- Government set tap wealth fund for first time next year
- Biggest wealth fund will still grow next year, PM says
Now that Norway has opened the spigots on its $850 billion wealth fund, the country’s prime minister says it will probably continue to make withdrawals as oil prices stay low.
Erna Solberg’s government revealed on Wednesday it will be the first to take money out of the fund to pay for tax cuts and additional spending. The 2016 budget proposal is the most expansionary yet as Solberg fights to avoid a recession in western Europe’s biggest crude producer.
“The whole system of putting in more oil money in the budget means that on a level when oil activity and oil prices give less revenue, there will of course be a crossing point,” Solberg told Bloomberg on Thursday.
The minority coalition plans to spend 208 billion kroner ($25.2 billion) of its oil wealth next year, topping the 204 billion kroner it predicts it will receive from offshore oil and gas fields. That implies a withdrawal from the fund of 3.7 billion kroner, compared with the 38 billion kroner the government is transferring into the fund this year. The forecasts assume Brent crude at about $49 at the end of this year and $56 by the end of next year.
“Even if the activity in the oil sector means that we are putting less revenue in, the fund is still going to increase next year,” Solberg said.
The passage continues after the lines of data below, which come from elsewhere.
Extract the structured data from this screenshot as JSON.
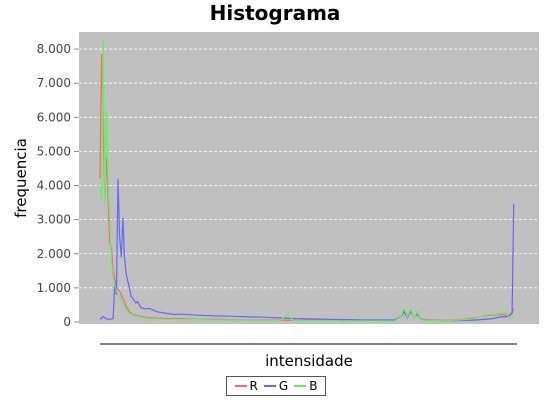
{
  "chart_data": {
    "type": "line",
    "title": "Histograma",
    "xlabel": "intensidade",
    "ylabel": "frequencia",
    "xlim": [
      0,
      255
    ],
    "ylim": [
      0,
      8500
    ],
    "yticks": [
      {
        "value": 0,
        "label": "0"
      },
      {
        "value": 1000,
        "label": "1.000"
      },
      {
        "value": 2000,
        "label": "2.000"
      },
      {
        "value": 3000,
        "label": "3.000"
      },
      {
        "value": 4000,
        "label": "4.000"
      },
      {
        "value": 5000,
        "label": "5.000"
      },
      {
        "value": 6000,
        "label": "6.000"
      },
      {
        "value": 7000,
        "label": "7.000"
      },
      {
        "value": 8000,
        "label": "8.000"
      }
    ],
    "grid": true,
    "legend_position": "bottom",
    "background": "#c0c0c0",
    "series": [
      {
        "name": "R",
        "color": "#ff6666",
        "points": [
          [
            0,
            4200
          ],
          [
            1,
            7850
          ],
          [
            2,
            5500
          ],
          [
            3,
            3700
          ],
          [
            4,
            4800
          ],
          [
            5,
            3500
          ],
          [
            6,
            2300
          ],
          [
            7,
            2200
          ],
          [
            8,
            1500
          ],
          [
            10,
            1000
          ],
          [
            12,
            900
          ],
          [
            14,
            700
          ],
          [
            16,
            450
          ],
          [
            18,
            300
          ],
          [
            20,
            220
          ],
          [
            25,
            160
          ],
          [
            30,
            120
          ],
          [
            40,
            100
          ],
          [
            50,
            90
          ],
          [
            60,
            80
          ],
          [
            70,
            80
          ],
          [
            80,
            70
          ],
          [
            90,
            60
          ],
          [
            100,
            60
          ],
          [
            110,
            55
          ],
          [
            120,
            50
          ],
          [
            130,
            60
          ],
          [
            140,
            50
          ],
          [
            150,
            45
          ],
          [
            160,
            45
          ],
          [
            170,
            40
          ],
          [
            180,
            40
          ],
          [
            185,
            200
          ],
          [
            186,
            350
          ],
          [
            188,
            200
          ],
          [
            190,
            300
          ],
          [
            192,
            150
          ],
          [
            194,
            220
          ],
          [
            196,
            100
          ],
          [
            200,
            60
          ],
          [
            210,
            50
          ],
          [
            220,
            70
          ],
          [
            230,
            120
          ],
          [
            235,
            180
          ],
          [
            240,
            200
          ],
          [
            245,
            220
          ],
          [
            250,
            200
          ],
          [
            252,
            260
          ],
          [
            253,
            400
          ]
        ]
      },
      {
        "name": "G",
        "color": "#6666ff",
        "points": [
          [
            0,
            80
          ],
          [
            2,
            160
          ],
          [
            3,
            120
          ],
          [
            4,
            90
          ],
          [
            6,
            80
          ],
          [
            8,
            100
          ],
          [
            9,
            1100
          ],
          [
            10,
            800
          ],
          [
            11,
            4200
          ],
          [
            12,
            2500
          ],
          [
            13,
            1900
          ],
          [
            14,
            3050
          ],
          [
            15,
            1900
          ],
          [
            16,
            1400
          ],
          [
            18,
            1000
          ],
          [
            19,
            750
          ],
          [
            20,
            700
          ],
          [
            22,
            550
          ],
          [
            23,
            600
          ],
          [
            25,
            420
          ],
          [
            28,
            380
          ],
          [
            30,
            400
          ],
          [
            35,
            300
          ],
          [
            40,
            260
          ],
          [
            45,
            220
          ],
          [
            50,
            230
          ],
          [
            60,
            200
          ],
          [
            70,
            180
          ],
          [
            80,
            170
          ],
          [
            90,
            150
          ],
          [
            100,
            140
          ],
          [
            110,
            120
          ],
          [
            120,
            100
          ],
          [
            130,
            90
          ],
          [
            140,
            80
          ],
          [
            150,
            70
          ],
          [
            160,
            60
          ],
          [
            170,
            60
          ],
          [
            180,
            60
          ],
          [
            184,
            150
          ],
          [
            186,
            300
          ],
          [
            188,
            120
          ],
          [
            190,
            320
          ],
          [
            192,
            120
          ],
          [
            194,
            250
          ],
          [
            196,
            80
          ],
          [
            200,
            50
          ],
          [
            210,
            40
          ],
          [
            220,
            40
          ],
          [
            230,
            60
          ],
          [
            240,
            100
          ],
          [
            245,
            150
          ],
          [
            250,
            160
          ],
          [
            252,
            260
          ],
          [
            253,
            3450
          ]
        ]
      },
      {
        "name": "B",
        "color": "#66ee66",
        "points": [
          [
            0,
            4000
          ],
          [
            1,
            3600
          ],
          [
            2,
            8250
          ],
          [
            3,
            3500
          ],
          [
            4,
            6200
          ],
          [
            5,
            4000
          ],
          [
            6,
            3000
          ],
          [
            7,
            1800
          ],
          [
            8,
            1300
          ],
          [
            10,
            900
          ],
          [
            12,
            750
          ],
          [
            14,
            520
          ],
          [
            16,
            380
          ],
          [
            18,
            260
          ],
          [
            20,
            200
          ],
          [
            25,
            140
          ],
          [
            30,
            100
          ],
          [
            40,
            80
          ],
          [
            50,
            70
          ],
          [
            60,
            70
          ],
          [
            70,
            60
          ],
          [
            80,
            60
          ],
          [
            90,
            50
          ],
          [
            100,
            45
          ],
          [
            110,
            40
          ],
          [
            115,
            230
          ],
          [
            118,
            50
          ],
          [
            120,
            45
          ],
          [
            130,
            40
          ],
          [
            140,
            40
          ],
          [
            150,
            35
          ],
          [
            160,
            35
          ],
          [
            170,
            30
          ],
          [
            180,
            30
          ],
          [
            184,
            150
          ],
          [
            186,
            400
          ],
          [
            188,
            150
          ],
          [
            190,
            380
          ],
          [
            192,
            120
          ],
          [
            194,
            300
          ],
          [
            196,
            80
          ],
          [
            200,
            40
          ],
          [
            210,
            40
          ],
          [
            220,
            60
          ],
          [
            230,
            100
          ],
          [
            235,
            200
          ],
          [
            240,
            220
          ],
          [
            245,
            250
          ],
          [
            248,
            300
          ],
          [
            250,
            150
          ],
          [
            252,
            120
          ],
          [
            253,
            150
          ]
        ]
      }
    ]
  }
}
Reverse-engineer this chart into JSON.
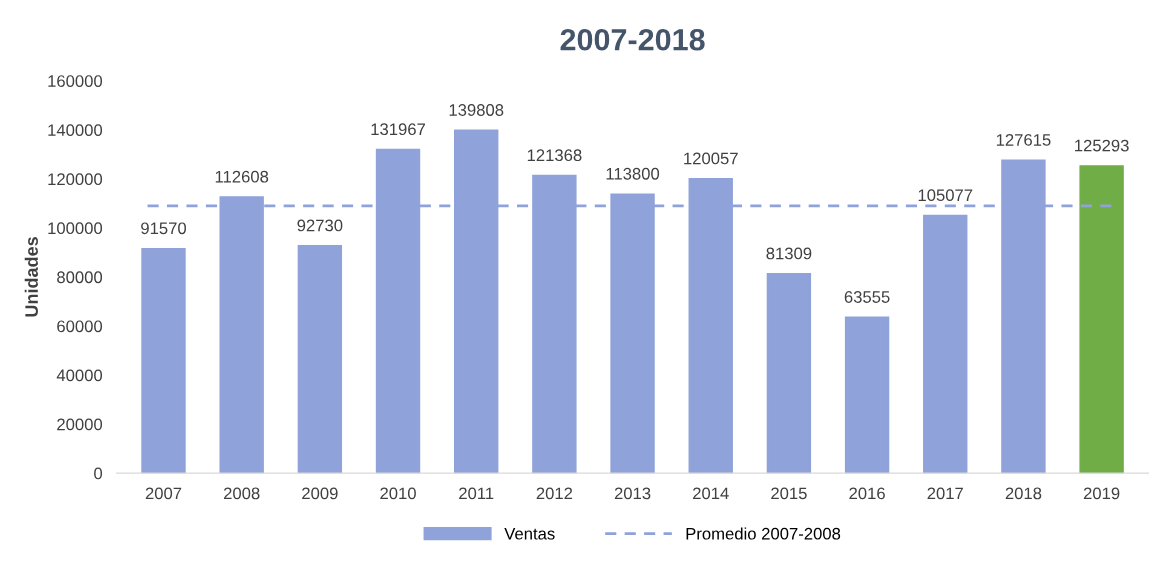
{
  "chart_data": {
    "type": "bar",
    "title": "2007-2018",
    "ylabel": "Unidades",
    "categories": [
      "2007",
      "2008",
      "2009",
      "2010",
      "2011",
      "2012",
      "2013",
      "2014",
      "2015",
      "2016",
      "2017",
      "2018",
      "2019"
    ],
    "series": [
      {
        "name": "Ventas",
        "color": "#8fa2d9",
        "colors": [
          "#8fa2d9",
          "#8fa2d9",
          "#8fa2d9",
          "#8fa2d9",
          "#8fa2d9",
          "#8fa2d9",
          "#8fa2d9",
          "#8fa2d9",
          "#8fa2d9",
          "#8fa2d9",
          "#8fa2d9",
          "#8fa2d9",
          "#70ad47"
        ],
        "values": [
          91570,
          112608,
          92730,
          131967,
          139808,
          121368,
          113800,
          120057,
          81309,
          63555,
          105077,
          127615,
          125293
        ]
      }
    ],
    "ref_lines": [
      {
        "axis": "y",
        "value": 109000,
        "label": "Promedio 2007-2008",
        "color": "#8fa2d9",
        "line_style": "dashed"
      }
    ],
    "ylim": [
      0,
      160000
    ],
    "yticks": [
      0,
      20000,
      40000,
      60000,
      80000,
      100000,
      120000,
      140000,
      160000
    ],
    "data_labels": true,
    "grid": false,
    "legend": "bottom"
  }
}
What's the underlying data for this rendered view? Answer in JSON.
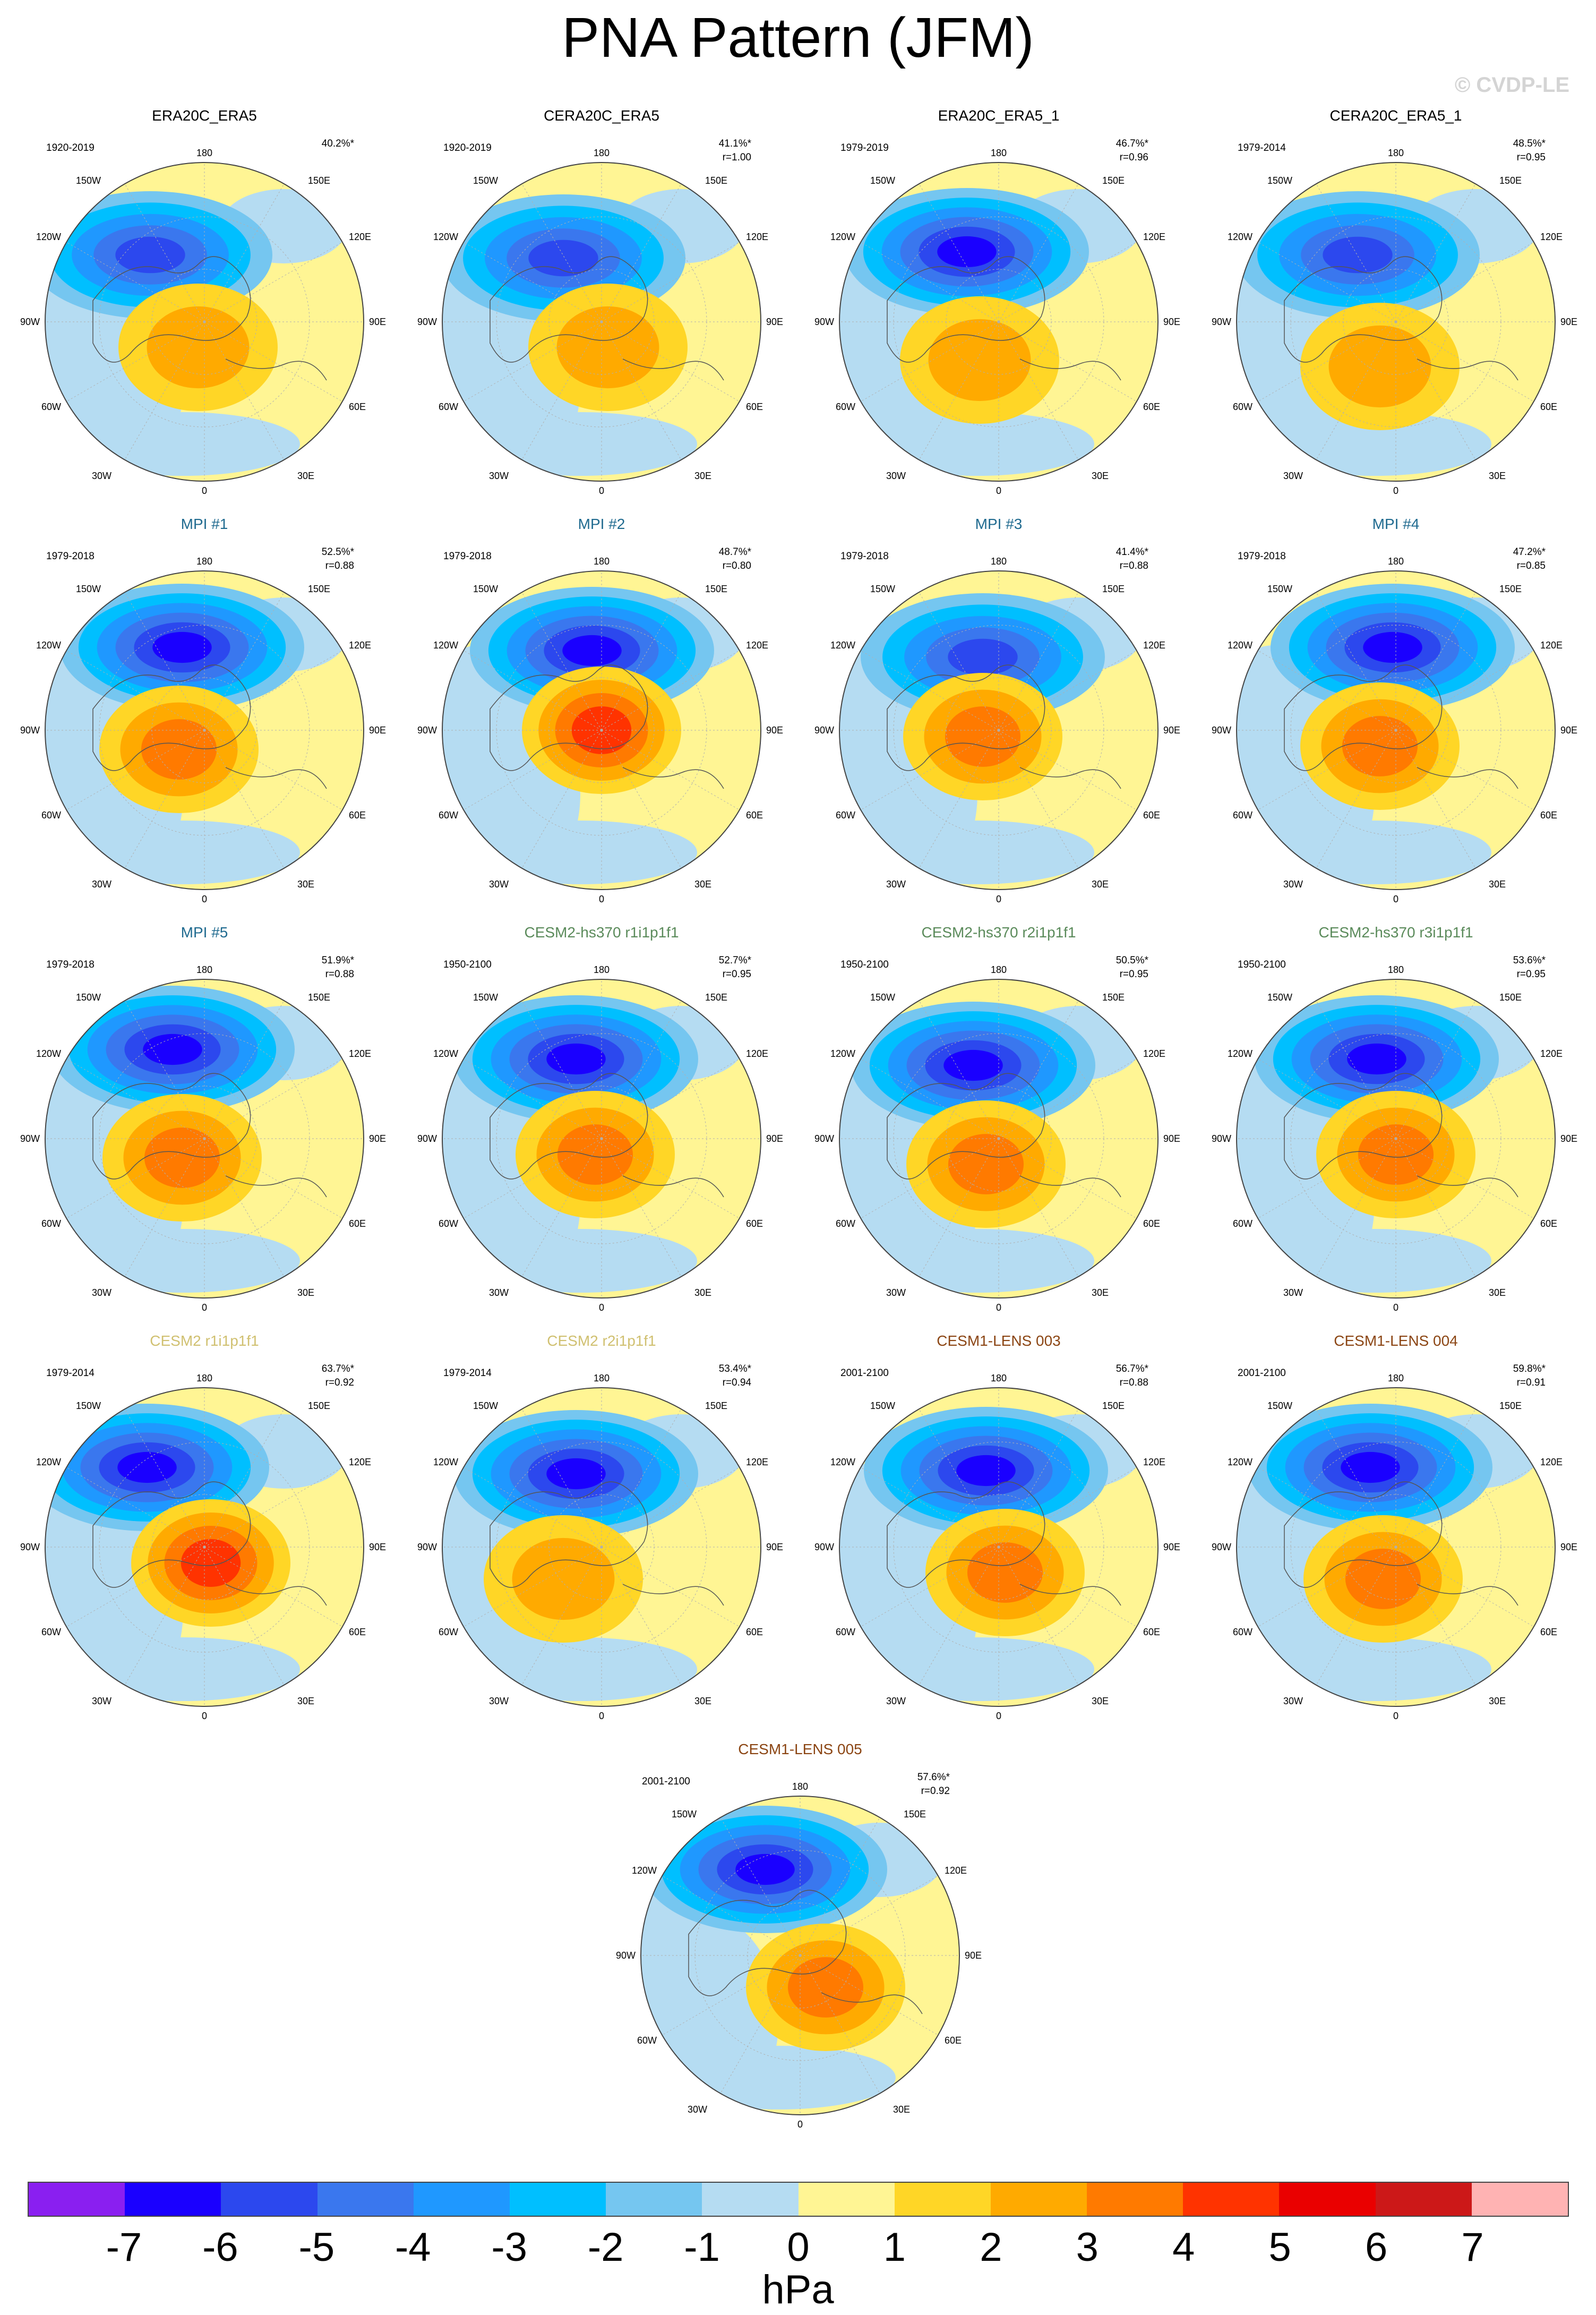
{
  "title": "PNA Pattern (JFM)",
  "watermark": "© CVDP-LE",
  "lon_labels": {
    "top": "180",
    "bottom": "0",
    "l150": "150W",
    "r150": "150E",
    "l120": "120W",
    "r120": "120E",
    "l90": "90W",
    "r90": "90E",
    "l60": "60W",
    "r60": "60E",
    "l30": "30W",
    "r30": "30E"
  },
  "panels": [
    {
      "title": "ERA20C_ERA5",
      "period": "1920-2019",
      "pct": "40.2%*",
      "r": "",
      "color": "#000000",
      "neg": 0.85,
      "pos": 0.55,
      "lowc": [
        0.33,
        0.29
      ],
      "highc": [
        0.48,
        0.58
      ]
    },
    {
      "title": "CERA20C_ERA5",
      "period": "1920-2019",
      "pct": "41.1%*",
      "r": "r=1.00",
      "color": "#000000",
      "neg": 0.85,
      "pos": 0.55,
      "lowc": [
        0.38,
        0.3
      ],
      "highc": [
        0.52,
        0.58
      ]
    },
    {
      "title": "ERA20C_ERA5_1",
      "period": "1979-2019",
      "pct": "46.7%*",
      "r": "r=0.96",
      "color": "#000000",
      "neg": 0.95,
      "pos": 0.5,
      "lowc": [
        0.4,
        0.28
      ],
      "highc": [
        0.44,
        0.62
      ]
    },
    {
      "title": "CERA20C_ERA5_1",
      "period": "1979-2014",
      "pct": "48.5%*",
      "r": "r=0.95",
      "color": "#000000",
      "neg": 0.9,
      "pos": 0.55,
      "lowc": [
        0.38,
        0.29
      ],
      "highc": [
        0.45,
        0.64
      ]
    },
    {
      "title": "MPI #1",
      "period": "1979-2018",
      "pct": "52.5%*",
      "r": "r=0.88",
      "color": "#1f6a8f",
      "neg": 1.0,
      "pos": 0.75,
      "lowc": [
        0.43,
        0.24
      ],
      "highc": [
        0.42,
        0.56
      ]
    },
    {
      "title": "MPI #2",
      "period": "1979-2018",
      "pct": "48.7%*",
      "r": "r=0.80",
      "color": "#1f6a8f",
      "neg": 0.95,
      "pos": 0.9,
      "lowc": [
        0.47,
        0.25
      ],
      "highc": [
        0.5,
        0.5
      ]
    },
    {
      "title": "MPI #3",
      "period": "1979-2018",
      "pct": "41.4%*",
      "r": "r=0.88",
      "color": "#1f6a8f",
      "neg": 0.9,
      "pos": 0.65,
      "lowc": [
        0.45,
        0.27
      ],
      "highc": [
        0.45,
        0.52
      ]
    },
    {
      "title": "MPI #4",
      "period": "1979-2018",
      "pct": "47.2%*",
      "r": "r=0.85",
      "color": "#1f6a8f",
      "neg": 0.95,
      "pos": 0.75,
      "lowc": [
        0.49,
        0.24
      ],
      "highc": [
        0.45,
        0.55
      ]
    },
    {
      "title": "MPI #5",
      "period": "1979-2018",
      "pct": "51.9%*",
      "r": "r=0.88",
      "color": "#1f6a8f",
      "neg": 1.0,
      "pos": 0.7,
      "lowc": [
        0.4,
        0.22
      ],
      "highc": [
        0.43,
        0.56
      ]
    },
    {
      "title": "CESM2-hs370 r1i1p1f1",
      "period": "1950-2100",
      "pct": "52.7%*",
      "r": "r=0.95",
      "color": "#5a8a5a",
      "neg": 1.0,
      "pos": 0.75,
      "lowc": [
        0.42,
        0.25
      ],
      "highc": [
        0.48,
        0.55
      ]
    },
    {
      "title": "CESM2-hs370 r2i1p1f1",
      "period": "1950-2100",
      "pct": "50.5%*",
      "r": "r=0.95",
      "color": "#5a8a5a",
      "neg": 1.0,
      "pos": 0.7,
      "lowc": [
        0.42,
        0.27
      ],
      "highc": [
        0.46,
        0.58
      ]
    },
    {
      "title": "CESM2-hs370 r3i1p1f1",
      "period": "1950-2100",
      "pct": "53.6%*",
      "r": "r=0.95",
      "color": "#5a8a5a",
      "neg": 1.0,
      "pos": 0.8,
      "lowc": [
        0.44,
        0.25
      ],
      "highc": [
        0.5,
        0.55
      ]
    },
    {
      "title": "CESM2 r1i1p1f1",
      "period": "1979-2014",
      "pct": "63.7%*",
      "r": "r=0.92",
      "color": "#d0c070",
      "neg": 1.0,
      "pos": 0.95,
      "lowc": [
        0.32,
        0.25
      ],
      "highc": [
        0.52,
        0.55
      ]
    },
    {
      "title": "CESM2 r2i1p1f1",
      "period": "1979-2014",
      "pct": "53.4%*",
      "r": "r=0.94",
      "color": "#d0c070",
      "neg": 1.0,
      "pos": 0.6,
      "lowc": [
        0.42,
        0.27
      ],
      "highc": [
        0.38,
        0.6
      ]
    },
    {
      "title": "CESM1-LENS 003",
      "period": "2001-2100",
      "pct": "56.7%*",
      "r": "r=0.88",
      "color": "#8b4513",
      "neg": 1.0,
      "pos": 0.8,
      "lowc": [
        0.46,
        0.26
      ],
      "highc": [
        0.52,
        0.58
      ]
    },
    {
      "title": "CESM1-LENS 004",
      "period": "2001-2100",
      "pct": "59.8%*",
      "r": "r=0.91",
      "color": "#8b4513",
      "neg": 1.0,
      "pos": 0.8,
      "lowc": [
        0.42,
        0.25
      ],
      "highc": [
        0.46,
        0.6
      ]
    },
    {
      "title": "CESM1-LENS 005",
      "period": "2001-2100",
      "pct": "57.6%*",
      "r": "r=0.92",
      "color": "#8b4513",
      "neg": 1.0,
      "pos": 0.8,
      "lowc": [
        0.39,
        0.23
      ],
      "highc": [
        0.58,
        0.6
      ]
    }
  ],
  "colorbar": {
    "colors": [
      "#8a1ff0",
      "#1a00ff",
      "#2c48ee",
      "#3a77ee",
      "#1f98ff",
      "#00bfff",
      "#75c6f0",
      "#b5dcf2",
      "#fff594",
      "#ffd626",
      "#ffaa00",
      "#ff7a00",
      "#ff3300",
      "#ea0000",
      "#cc1818",
      "#ffb3b3"
    ],
    "ticks": [
      "-7",
      "-6",
      "-5",
      "-4",
      "-3",
      "-2",
      "-1",
      "0",
      "1",
      "2",
      "3",
      "4",
      "5",
      "6",
      "7"
    ],
    "units": "hPa"
  }
}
The government sees the fund growing by 423 billion kroner in 2016.
Spending remains below the limit that Norwegian governments have agreed not to overstep, which is set at 4 percent of the fund’s expected returns. So-called structural oil money spending will amount to 7.1 percent of mainland gross domestic product and 2.8 percent of the fund. The government also said it is considering letting the fund take on riskier investments by boosting its stock allocation from 60 percent.
The government still needs backing from the smaller Christian Democrats and Liberals to pass the budget in parliament. Solberg said she is prepared for “tough negotiations” through November.